The only way to change the cultural mores [the essential or characteristic customs, conventions, traditions, and practices ] that have become established in the church is to actually model by example the practices we want to see reproduced in every member of the local body of believers, and step together into the so much more of God as we remove the self-imposed limitations for exponential growth and multiplication created by a wrong perspective.

This especially applies to those of us who are considered part of the five-fold ministry or who aspire to what have been wrongly deemed as exalted positions. We must come out of our studies and our offices, step out from behind the pulpit, come down from the platform and begin to interact once again with people up close and personal.

This was how Jesus modeled the creation of a disciple-making culture.
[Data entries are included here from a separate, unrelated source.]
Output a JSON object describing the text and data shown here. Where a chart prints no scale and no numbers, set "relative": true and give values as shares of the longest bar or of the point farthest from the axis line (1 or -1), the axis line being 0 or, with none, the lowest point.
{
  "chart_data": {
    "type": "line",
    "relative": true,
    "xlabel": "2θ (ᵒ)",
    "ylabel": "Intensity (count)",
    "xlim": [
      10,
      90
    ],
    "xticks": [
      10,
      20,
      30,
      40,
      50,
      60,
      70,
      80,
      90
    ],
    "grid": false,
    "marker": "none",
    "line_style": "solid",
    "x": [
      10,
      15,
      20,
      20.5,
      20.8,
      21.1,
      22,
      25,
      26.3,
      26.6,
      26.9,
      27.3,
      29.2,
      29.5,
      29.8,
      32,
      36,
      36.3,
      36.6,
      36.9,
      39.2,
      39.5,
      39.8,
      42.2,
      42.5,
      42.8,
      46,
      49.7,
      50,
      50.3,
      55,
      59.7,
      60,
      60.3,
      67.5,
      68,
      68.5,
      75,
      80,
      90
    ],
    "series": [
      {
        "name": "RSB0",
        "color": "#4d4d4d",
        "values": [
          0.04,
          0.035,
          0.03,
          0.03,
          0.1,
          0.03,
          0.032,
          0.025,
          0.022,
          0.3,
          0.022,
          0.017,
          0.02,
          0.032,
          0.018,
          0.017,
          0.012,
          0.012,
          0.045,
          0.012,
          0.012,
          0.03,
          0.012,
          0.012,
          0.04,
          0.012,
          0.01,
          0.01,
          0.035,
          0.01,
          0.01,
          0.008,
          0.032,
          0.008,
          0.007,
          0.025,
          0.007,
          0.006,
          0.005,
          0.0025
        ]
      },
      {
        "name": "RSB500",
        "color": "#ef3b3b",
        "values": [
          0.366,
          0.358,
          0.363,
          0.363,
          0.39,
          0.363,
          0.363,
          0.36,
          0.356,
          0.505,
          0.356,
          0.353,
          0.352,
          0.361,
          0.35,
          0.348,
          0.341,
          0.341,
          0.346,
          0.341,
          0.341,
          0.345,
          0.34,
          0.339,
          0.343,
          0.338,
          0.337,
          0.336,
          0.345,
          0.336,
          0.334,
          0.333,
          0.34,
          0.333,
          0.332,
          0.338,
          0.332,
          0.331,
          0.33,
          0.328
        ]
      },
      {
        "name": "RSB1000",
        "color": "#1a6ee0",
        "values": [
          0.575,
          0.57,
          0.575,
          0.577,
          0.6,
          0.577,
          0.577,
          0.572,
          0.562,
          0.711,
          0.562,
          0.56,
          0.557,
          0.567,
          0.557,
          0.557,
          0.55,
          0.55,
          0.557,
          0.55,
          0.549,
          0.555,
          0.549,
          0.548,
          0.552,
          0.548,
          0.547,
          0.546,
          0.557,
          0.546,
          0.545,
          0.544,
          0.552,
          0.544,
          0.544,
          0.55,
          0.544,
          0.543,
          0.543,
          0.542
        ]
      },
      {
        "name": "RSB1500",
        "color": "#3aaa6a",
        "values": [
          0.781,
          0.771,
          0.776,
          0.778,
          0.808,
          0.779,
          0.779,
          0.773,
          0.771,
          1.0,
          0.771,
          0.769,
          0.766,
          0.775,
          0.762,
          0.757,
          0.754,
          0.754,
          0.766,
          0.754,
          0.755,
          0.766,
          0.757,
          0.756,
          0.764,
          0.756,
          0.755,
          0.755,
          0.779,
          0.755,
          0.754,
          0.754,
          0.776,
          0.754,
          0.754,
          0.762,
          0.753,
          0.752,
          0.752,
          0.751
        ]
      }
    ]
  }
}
He didn’t just preach to large crowds – he very intentionally spent more time with small groups of people and often one-on-one – making disciples who then went on to make more disciples.

It is time for ministry Jesus’ way and so it is time for a change of perspective, because perspective is everything.

It is always desirable to serve tables because that is where we will find the people we are commissioned to disciple and where the greatest opportunities will come to minister the word and to pray for people.

Jesus took time to fellowship in the presence of his Father and to pray while the world around him slept so that he was fully equipped and prepared to serve them and  minister to them and to pray for them when they woke up.

It is time for a change of perspective, because perspective is everything.